You have an “I” in the bank. It may be that we are all drugged on this planet, that its fumes are uncongenial to man, and breathing them in we dream. But there are times, in grief, etc., when we have moments of self-realization.

 

—- —– ——-

 

Many ideas have been discussed in these groups. Either dismiss them entirely, or get them down. Chew on them. Don’t leave them, like a cow, in your first stomach, but like a cow bring them up again and again, and ruminate over them. Get them into the second stomach. This ability to bring ideas up and chew on them, comparing and contrasting them with others, etc., is a preventive against brain rot.

 

This meeting is the last day of a certain year, which so far as O. is concerned has lasted seven years. So far as he can see it is the last meeting he will ever address in New York on this subject, and it is probable that no such meetings will be held again. He can regard, this as the last night of an old year, and the eve of the new.

 

There is an ancient custom, still preserved among serious people, of marking such a night with something in the nature of a vow to one’s self — and fulfillment of it is the condition of self-respect.
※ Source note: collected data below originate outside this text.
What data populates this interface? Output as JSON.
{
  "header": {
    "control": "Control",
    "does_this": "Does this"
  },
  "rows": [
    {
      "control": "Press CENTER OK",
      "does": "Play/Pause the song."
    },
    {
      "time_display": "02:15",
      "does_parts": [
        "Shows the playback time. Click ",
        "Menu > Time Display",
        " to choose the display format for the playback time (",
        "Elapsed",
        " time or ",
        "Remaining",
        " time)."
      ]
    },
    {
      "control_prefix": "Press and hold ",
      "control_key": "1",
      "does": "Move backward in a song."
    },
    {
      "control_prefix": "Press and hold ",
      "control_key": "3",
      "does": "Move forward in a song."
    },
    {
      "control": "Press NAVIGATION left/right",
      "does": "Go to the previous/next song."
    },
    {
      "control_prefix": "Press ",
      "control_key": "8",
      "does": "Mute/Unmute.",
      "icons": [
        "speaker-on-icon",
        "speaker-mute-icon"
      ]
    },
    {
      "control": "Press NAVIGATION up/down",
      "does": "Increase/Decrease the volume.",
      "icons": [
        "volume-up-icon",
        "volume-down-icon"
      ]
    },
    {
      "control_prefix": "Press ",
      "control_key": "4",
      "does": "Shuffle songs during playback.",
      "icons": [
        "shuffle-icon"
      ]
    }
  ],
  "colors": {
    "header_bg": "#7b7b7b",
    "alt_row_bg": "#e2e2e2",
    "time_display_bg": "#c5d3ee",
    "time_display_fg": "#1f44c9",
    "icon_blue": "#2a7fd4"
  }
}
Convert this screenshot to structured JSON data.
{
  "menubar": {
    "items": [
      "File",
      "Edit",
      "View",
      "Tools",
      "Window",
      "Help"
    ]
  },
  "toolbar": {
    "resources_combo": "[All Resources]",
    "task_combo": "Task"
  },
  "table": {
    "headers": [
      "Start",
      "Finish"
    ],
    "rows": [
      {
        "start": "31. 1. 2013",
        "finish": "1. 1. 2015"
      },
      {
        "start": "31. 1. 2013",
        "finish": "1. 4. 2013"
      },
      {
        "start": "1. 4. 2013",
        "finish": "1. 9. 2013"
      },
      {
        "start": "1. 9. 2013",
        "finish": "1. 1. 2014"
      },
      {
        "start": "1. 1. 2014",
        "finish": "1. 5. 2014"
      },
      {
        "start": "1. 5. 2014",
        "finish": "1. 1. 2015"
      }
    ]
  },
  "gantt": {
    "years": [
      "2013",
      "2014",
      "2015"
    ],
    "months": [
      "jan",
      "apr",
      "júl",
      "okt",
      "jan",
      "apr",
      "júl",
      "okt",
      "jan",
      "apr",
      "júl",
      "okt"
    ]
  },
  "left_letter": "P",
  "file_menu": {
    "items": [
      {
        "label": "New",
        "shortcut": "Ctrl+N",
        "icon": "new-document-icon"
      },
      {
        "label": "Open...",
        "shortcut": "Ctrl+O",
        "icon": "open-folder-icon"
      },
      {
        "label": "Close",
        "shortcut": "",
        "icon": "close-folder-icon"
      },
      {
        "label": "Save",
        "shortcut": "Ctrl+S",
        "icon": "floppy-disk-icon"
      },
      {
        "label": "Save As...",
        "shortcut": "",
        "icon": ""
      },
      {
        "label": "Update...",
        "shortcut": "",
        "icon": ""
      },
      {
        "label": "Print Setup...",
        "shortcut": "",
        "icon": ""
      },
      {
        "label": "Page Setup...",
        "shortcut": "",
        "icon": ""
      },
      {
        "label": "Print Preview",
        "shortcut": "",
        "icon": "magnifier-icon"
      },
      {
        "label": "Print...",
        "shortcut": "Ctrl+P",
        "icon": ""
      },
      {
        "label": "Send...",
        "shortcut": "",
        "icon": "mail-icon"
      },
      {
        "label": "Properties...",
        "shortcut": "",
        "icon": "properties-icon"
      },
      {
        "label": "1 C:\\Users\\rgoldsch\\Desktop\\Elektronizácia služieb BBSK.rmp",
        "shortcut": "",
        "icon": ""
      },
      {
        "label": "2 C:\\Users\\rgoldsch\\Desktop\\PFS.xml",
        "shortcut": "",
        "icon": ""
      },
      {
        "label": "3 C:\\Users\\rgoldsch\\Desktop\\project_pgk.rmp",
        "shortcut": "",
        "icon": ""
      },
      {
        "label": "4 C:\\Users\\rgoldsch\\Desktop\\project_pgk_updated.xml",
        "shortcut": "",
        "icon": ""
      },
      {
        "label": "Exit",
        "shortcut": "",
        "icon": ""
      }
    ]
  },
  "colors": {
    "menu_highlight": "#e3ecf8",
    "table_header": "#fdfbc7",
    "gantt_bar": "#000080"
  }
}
A self-respect which is independent of any injury done to what is called self-pride, which fears nothing from the insults, of others, and expects no praise, but is more severe than any taskmaster. A vow to be fulfilled on peril of having to condemn one’s self henceforth to futility, and to swallowing what others may say of one with the conviction that they are justified, having failed one’s self. The nature of the vow is not very im­portant; but it should have certain characteristics:

 

(1) it should be possible;

 

(2) It should lie in the sphere of secret desirability for you;

 

(3) It should “be instrumental; that is, on the way towards that figure of yourself that you know you should be ten years hence. This is a resolution to perform divine service, which consists in only one thing: in becoming divine. It is simultaneously a service to one’s self and to that divine that is in each of us.

 

The attempt to fulfill such a vow is the condition of happiness. In the failure to have any such vow, or to attempt to fulfill it, one is condemned to accident, chance, etc. – drifting.

 

Let us seize this occasion of our last meeting and turn it to account.

 

Recall the ideas in your mind, and make use of the practice. You will find that there will be a progress in your realization of the meaning of much that has been said, the full meaning of which didn’t strike you when it was heard. It has often been said that not for seven years will one fully realize what is contained in the buds of these ideas. But this increase in meaning will accompany a constant striving to be more conscious, more individual, and to have more will (guts).

 

Meaning more, being more, doing more.